Esem Menteri
[]
Terdapat pameo Jawa: esem mentri, semu bupati, dupak bujang, seblak jaran. Mungkin dulu kata-kata ini ditujukan untuk menggambarkan bahwa dalam berkomunikasi kita perlu menyesuaikan dengan target komunikasi kita. Seorang menteri cukup diberi esem, atau senyum, dan ia akan tahu apa yang dimaksud. Pada kutub yang berseberangan, seekor jaran, yaitu kuda, harus di-seblak, atau dipukul dengan cemeti agar tahu apa yang harus diperbuat.
***
Mengamati perkembangan desain jalan-jalan yang sering saya lewati, membuat saya teringat kepada pameo di atas. Dulu ada jalan yang tidak memiliki marka, orang tahu bahwa jika berjalan harus di kiri. Kemudian diberi marka yang menandakan bahwa mereka tidak boleh melewati garis. Sekarang, marka dan segenap tanda yang simbolik itu tidak lagi mempan. Pengelola jalan menambahkan bangunan pemisah atau devider berupa pagar rendah di bagian tengah jalan. Pagar itu diperlukan untuk memaksa pengendara agar tidak berjalan di sisi yang salah.
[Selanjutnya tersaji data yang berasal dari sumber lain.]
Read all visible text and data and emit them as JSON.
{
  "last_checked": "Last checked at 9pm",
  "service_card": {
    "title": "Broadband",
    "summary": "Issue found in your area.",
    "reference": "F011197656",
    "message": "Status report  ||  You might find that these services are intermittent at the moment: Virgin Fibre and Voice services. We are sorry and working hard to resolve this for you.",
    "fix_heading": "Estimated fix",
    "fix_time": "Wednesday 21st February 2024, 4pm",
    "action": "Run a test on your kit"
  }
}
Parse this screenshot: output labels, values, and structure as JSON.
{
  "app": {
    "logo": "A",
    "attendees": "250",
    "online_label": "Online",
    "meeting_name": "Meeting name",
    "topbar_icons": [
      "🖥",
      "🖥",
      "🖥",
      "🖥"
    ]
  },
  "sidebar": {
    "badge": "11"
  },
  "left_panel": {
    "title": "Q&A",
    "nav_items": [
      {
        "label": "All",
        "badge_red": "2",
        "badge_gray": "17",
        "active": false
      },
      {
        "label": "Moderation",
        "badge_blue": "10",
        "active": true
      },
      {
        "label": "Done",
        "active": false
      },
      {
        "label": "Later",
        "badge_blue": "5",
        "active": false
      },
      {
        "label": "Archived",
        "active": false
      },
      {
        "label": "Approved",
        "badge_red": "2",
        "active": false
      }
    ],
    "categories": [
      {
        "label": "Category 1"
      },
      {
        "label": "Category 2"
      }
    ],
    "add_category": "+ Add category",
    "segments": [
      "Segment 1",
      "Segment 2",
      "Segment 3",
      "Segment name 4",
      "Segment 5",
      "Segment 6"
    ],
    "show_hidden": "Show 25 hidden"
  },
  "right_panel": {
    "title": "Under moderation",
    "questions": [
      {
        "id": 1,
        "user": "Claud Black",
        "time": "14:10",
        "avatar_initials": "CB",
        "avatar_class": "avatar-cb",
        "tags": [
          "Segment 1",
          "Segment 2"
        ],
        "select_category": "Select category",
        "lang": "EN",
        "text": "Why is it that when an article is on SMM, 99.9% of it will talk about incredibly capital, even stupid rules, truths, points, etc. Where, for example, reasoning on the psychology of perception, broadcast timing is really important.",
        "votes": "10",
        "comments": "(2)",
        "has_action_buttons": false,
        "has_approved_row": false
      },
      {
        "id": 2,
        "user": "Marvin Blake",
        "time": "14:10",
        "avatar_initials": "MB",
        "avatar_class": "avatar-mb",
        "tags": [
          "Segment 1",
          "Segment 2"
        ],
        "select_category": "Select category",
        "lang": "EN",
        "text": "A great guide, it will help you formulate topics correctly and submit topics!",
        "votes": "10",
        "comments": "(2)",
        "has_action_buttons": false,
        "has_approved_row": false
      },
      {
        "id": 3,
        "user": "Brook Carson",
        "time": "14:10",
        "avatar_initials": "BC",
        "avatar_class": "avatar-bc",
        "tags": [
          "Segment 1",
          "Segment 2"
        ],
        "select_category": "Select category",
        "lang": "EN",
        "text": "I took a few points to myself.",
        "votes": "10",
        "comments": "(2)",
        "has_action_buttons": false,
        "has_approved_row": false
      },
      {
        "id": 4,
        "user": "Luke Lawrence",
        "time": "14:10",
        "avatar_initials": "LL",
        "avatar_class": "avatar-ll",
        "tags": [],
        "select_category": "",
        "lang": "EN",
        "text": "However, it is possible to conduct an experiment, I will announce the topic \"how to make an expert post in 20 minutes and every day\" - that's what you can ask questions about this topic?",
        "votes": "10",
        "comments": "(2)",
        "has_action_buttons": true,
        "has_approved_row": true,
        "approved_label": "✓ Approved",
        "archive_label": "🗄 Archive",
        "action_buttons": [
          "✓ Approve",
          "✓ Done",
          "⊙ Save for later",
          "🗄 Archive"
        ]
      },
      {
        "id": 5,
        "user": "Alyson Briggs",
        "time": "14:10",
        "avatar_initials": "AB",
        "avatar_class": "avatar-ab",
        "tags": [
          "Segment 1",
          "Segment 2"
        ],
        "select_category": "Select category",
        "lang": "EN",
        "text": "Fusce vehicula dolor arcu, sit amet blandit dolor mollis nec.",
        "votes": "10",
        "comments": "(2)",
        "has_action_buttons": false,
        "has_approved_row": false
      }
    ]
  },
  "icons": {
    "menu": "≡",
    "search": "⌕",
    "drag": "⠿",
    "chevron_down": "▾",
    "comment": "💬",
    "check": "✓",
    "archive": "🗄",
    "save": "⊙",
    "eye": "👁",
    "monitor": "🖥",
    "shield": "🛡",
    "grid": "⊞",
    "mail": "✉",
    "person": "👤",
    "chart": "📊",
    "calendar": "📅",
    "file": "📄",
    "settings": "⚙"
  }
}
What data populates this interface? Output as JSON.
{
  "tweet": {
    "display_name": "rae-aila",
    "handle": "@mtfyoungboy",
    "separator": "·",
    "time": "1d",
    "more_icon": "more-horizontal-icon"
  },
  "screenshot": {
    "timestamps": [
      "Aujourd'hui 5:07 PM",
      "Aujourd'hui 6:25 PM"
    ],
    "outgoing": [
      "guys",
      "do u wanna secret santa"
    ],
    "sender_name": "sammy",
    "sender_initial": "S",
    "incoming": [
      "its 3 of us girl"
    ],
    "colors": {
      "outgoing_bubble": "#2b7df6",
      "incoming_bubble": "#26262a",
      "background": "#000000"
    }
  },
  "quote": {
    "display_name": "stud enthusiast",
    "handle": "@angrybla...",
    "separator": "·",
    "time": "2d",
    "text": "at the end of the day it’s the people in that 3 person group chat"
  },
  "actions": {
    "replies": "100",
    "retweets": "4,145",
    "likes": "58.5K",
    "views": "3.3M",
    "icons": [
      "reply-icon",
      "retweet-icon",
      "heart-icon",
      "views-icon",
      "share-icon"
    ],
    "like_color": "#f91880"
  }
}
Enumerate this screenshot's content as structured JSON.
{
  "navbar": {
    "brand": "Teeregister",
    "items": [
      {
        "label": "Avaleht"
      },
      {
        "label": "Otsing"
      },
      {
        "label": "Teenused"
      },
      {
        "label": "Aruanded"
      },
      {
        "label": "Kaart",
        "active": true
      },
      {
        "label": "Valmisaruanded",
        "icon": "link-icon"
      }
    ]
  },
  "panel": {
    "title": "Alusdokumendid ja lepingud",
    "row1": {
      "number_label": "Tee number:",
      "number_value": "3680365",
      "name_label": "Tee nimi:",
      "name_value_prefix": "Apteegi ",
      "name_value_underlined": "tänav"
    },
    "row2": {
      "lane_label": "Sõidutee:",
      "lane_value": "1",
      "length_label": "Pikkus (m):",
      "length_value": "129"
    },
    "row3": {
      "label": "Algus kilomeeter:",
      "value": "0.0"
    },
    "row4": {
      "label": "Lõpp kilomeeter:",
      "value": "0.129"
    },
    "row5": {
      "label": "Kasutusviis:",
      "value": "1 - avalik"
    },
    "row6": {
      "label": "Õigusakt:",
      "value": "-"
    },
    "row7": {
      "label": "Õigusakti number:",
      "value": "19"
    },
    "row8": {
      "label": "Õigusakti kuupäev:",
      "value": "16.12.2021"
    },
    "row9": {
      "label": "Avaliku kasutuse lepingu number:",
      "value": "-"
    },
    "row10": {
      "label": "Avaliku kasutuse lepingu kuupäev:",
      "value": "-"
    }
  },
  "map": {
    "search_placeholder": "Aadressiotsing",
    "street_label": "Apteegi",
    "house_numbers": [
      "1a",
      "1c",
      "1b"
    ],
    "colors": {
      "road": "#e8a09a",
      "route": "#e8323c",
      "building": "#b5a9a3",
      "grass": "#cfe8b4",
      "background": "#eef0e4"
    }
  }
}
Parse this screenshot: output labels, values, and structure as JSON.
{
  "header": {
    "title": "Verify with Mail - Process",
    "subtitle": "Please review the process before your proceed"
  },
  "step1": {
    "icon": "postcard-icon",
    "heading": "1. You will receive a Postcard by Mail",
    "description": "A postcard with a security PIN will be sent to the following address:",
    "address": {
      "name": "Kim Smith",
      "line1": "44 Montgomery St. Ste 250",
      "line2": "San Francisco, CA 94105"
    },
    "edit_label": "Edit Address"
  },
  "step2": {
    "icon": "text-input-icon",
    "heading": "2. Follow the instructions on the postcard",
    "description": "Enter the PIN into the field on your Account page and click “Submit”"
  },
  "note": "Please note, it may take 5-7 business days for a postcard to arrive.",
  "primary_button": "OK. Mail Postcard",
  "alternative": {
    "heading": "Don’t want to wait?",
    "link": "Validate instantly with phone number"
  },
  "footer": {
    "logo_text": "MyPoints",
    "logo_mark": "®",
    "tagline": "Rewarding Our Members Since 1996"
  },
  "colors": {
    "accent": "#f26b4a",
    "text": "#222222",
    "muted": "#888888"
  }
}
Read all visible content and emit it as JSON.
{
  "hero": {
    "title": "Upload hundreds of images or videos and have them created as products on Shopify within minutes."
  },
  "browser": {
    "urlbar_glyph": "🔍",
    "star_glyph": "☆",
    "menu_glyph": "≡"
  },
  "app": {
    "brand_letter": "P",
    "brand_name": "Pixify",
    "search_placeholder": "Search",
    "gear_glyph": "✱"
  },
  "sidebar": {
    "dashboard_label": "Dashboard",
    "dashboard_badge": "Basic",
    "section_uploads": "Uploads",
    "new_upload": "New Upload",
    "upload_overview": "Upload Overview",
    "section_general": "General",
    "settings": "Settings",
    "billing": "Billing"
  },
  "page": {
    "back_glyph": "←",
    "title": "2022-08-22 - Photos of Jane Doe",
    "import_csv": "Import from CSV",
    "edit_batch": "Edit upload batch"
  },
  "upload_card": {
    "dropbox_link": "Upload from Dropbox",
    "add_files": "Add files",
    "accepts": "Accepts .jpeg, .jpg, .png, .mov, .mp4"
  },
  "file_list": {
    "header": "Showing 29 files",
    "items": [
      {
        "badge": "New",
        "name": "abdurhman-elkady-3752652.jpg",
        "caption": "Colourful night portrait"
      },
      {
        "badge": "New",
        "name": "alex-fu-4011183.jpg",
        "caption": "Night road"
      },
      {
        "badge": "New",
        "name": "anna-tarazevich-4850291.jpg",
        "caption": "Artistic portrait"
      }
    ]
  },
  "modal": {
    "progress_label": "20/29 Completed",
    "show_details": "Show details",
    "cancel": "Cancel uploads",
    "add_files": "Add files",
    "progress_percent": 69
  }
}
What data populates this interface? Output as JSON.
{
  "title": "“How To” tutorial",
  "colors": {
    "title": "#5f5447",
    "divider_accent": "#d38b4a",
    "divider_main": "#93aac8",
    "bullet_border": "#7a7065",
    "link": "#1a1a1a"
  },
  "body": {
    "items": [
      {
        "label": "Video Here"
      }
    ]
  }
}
Beberapa jalan di pemukiman menambahkan ‘polisi tidur’ untuk memaksa agar pengendara melambatkan kendaraan. Atau sebenarnya tidak peduli apakah pengendara melambatkan kendaraan, yang penting kendaraan melambat. Kita sekarang sudah senang berkendara dengan cepat meski di tengah pemukiman ramai. Bahkan, di tempat yang sedang ada upacara (layatan, hajatan) yang terpaksa menggunakan sebagian jalan pun kendaraan berlalu lalang seperti biasa.
Apakah kita sudah jatuh ke level jaran, yang harus diseblak agar tahu apa yang harus, atau harus tidak, dikerjakan? [z]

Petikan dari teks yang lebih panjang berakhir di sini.